Ancak biliyoruz ki meslektaşlarımızın bütün zorluklara karşı cesaretle yaptıkları savunmalar, bugün kimi davaların yeniden açılmasına neden olduğu gibi, tarihe de ibret vesikası olarak kalacaklardır.

Bir ülkede savunmaya verilen değer ile o ülkenin demokratik gelişimi arasında doğrudan bir bağ olduğu ne kadar doğruysa, savunma hakkının kısıtlanması ile hukuk devleti ilkelerinin ihlal edilmesi arasında da aynı bağın olduğu bir gerçektir. O nedenle “Siyasi Davalarda Avukatlık” konusunu ele alan bu panel, savunmanın hukuk devletindeki yerinin vurgulanması açısından da büyük önem taşımaktadır.

Oturum başkanlığını TBB Başkan Yardımcısı ve Avukat Hakları Merkezi Başkanı Av. Başar Yaltı’nın yaptığı panelde, Ankara Milletvekili Av. Şenal Sarıhan, İstanbul Barosu Önceki Başkanı Av.
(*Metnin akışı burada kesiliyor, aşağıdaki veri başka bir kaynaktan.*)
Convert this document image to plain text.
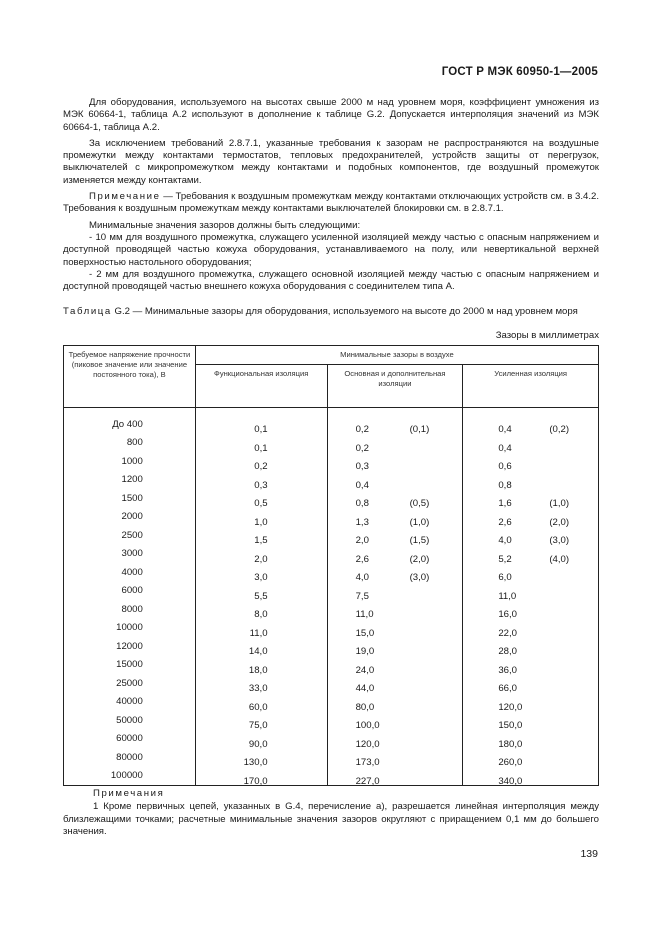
ГОСТ Р МЭК 60950-1—2005

Для оборудования, используемого на высотах свыше 2000 м над уровнем моря, коэффициент умножения из МЭК 60664-1, таблица А.2 используют в дополнение к таблице G.2. Допускается интерполяция значений из МЭК 60664-1, таблица А.2.

За исключением требований 2.8.7.1, указанные требования к зазорам не распространяются на воздушные промежутки между контактами термостатов, тепловых предохранителей, устройств защиты от перегрузок, выключателей с микропромежутком между контактами и подобных компонентов, где воздушный промежуток изменяется между контактами.

Примечание — Требования к воздушным промежуткам между контактами отключающих устройств см. в 3.4.2. Требования к воздушным промежуткам между контактами выключателей блокировки см. в 2.8.7.1.

Минимальные значения зазоров должны быть следующими:

- 10 мм для воздушного промежутка, служащего усиленной изоляцией между частью с опасным напряжением и доступной проводящей частью кожуха оборудования, устанавливаемого на полу, или невертикальной верхней поверхностью настольного оборудования;

- 2 мм для воздушного промежутка, служащего основной изоляцией между частью с опасным напряжением и доступной проводящей частью внешнего кожуха оборудования с соединителем типа А.

Таблица G.2 — Минимальные зазоры для оборудования, используемого на высоте до 2000 м над уровнем моря
Зазоры в миллиметрах
Требуемое напряжение прочности (пиковое значение или значение постоянного тока), В	Минимальные зазоры в воздухе		
	Функциональная изоляция	Основная и дополнительная изоляции	Усиленная изоляция
До 400	0,1	0,2 (0,1)	0,4 (0,2)

800	0,1	0,2	0,4

1000	0,2	0,3	0,6

1200	0,3	0,4	0,8

1500	0,5	0,8 (0,5)	1,6 (1,0)

2000	1,0	1,3 (1,0)	2,6 (2,0)

2500	1,5	2,0 (1,5)	4,0 (3,0)

3000	2,0	2,6 (2,0)	5,2 (4,0)

4000	3,0	4,0 (3,0)	6,0

6000	5,5	7,5	11,0

8000	8,0	11,0	16,0

10000	11,0	15,0	22,0

12000	14,0	19,0	28,0

15000	18,0	24,0	36,0

25000	33,0	44,0	66,0

40000	60,0	80,0	120,0

50000	75,0	100,0	150,0

60000	90,0	120,0	180,0

80000	130,0	173,0	260,0

100000	170,0	227,0	340,0

Примечания

1 Кроме первичных цепей, указанных в G.4, перечисление а), разрешается линейная интерполяция между близлежащими точками; расчетные минимальные значения зазоров округляют с приращением 0,1 мм до большего значения.

139
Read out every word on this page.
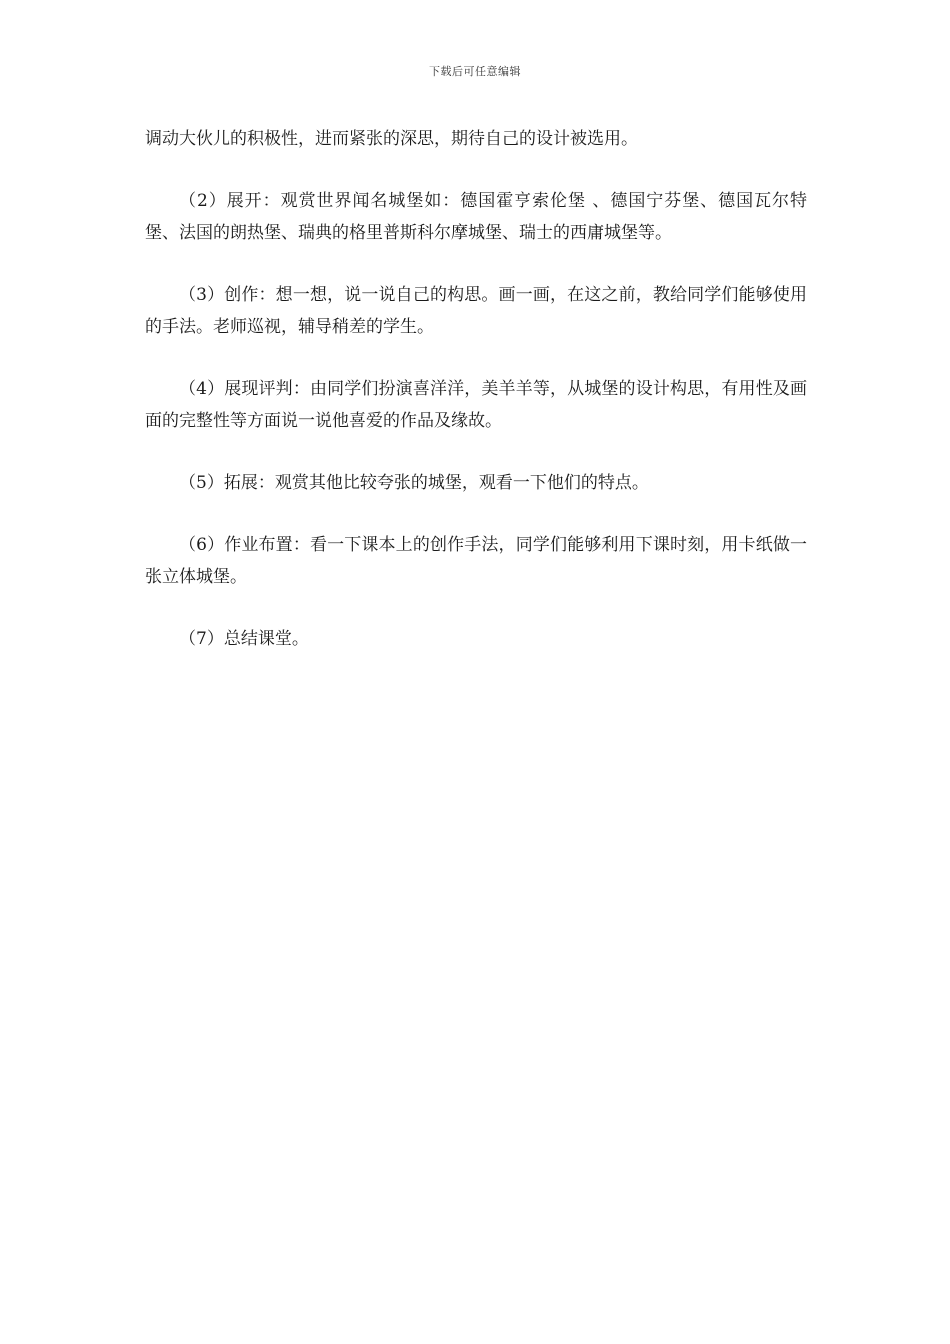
下载后可任意编辑

调动大伙儿的积极性，进而紧张的深思，期待自己的设计被选用。

（2）展开：观赏世界闻名城堡如：德国霍亨索伦堡 、德国宁芬堡、德国瓦尔特堡、法国的朗热堡、瑞典的格里普斯科尔摩城堡、瑞士的西庸城堡等。

（3）创作：想一想，说一说自己的构思。画一画，在这之前，教给同学们能够使用的手法。老师巡视，辅导稍差的学生。

（4）展现评判：由同学们扮演喜洋洋，美羊羊等，从城堡的设计构思，有用性及画面的完整性等方面说一说他喜爱的作品及缘故。

（5）拓展：观赏其他比较夸张的城堡，观看一下他们的特点。

（6）作业布置：看一下课本上的创作手法，同学们能够利用下课时刻，用卡纸做一张立体城堡。

（7）总结课堂。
Turgut Kazan ile İstanbul Üniversitesi Hukuk Fakültesi Öğretim Üyesi Dr. Barkın Asal konuşmacı olarak yer aldı.

Panelin devamında gerçekleştirilen forumda ise; Av. Ali Rıza Dizdar, Av. Ayhan Erdoğan, Av. Eşber Yağmurdereli, Av. Ersan Şen, Av. Hasip Kaplan, Av. Mehdi Bektaş, Av. Özgür Urfa, Av. Rahmi Ofluoğlu, Av. Refik Uçarcı, Av. Şevket Can Özbey ve Av. Yahya Şimşek görüşlerini dile getirdiler.

Panelin ve forumun başkanlığını yürüten TBB Başkan Yardımcısı ve Avukat Hakları Merkezi Av. Başar Yaltı, “Siyasi Konularda Avukatlık” konulu toplantının amacının, Türkiye’de sıkça yaşanan siyasal nitelikli davaların yarattığı etkilerin tartışılmasından çok, konunun hukuk / yargı sistemi ve avukatlık uygulamaları açısından değerlendirilmesi olduğunu ifade etti.  Siyasi davalarda tecrübeli avukatların deneyimlerinin, birikimlerinin ve uyguladıkları savunma tekniklerinin gelecek kuşaklara yol göstereceğini söyleyen Yaltı, siyasal nitelikli davaların klasik dava avukatlığından farklı özellikler taşıdığını, farklı savunma teknikleri ve argümanlar kullanılmasını gerektirdiğini kaydetti.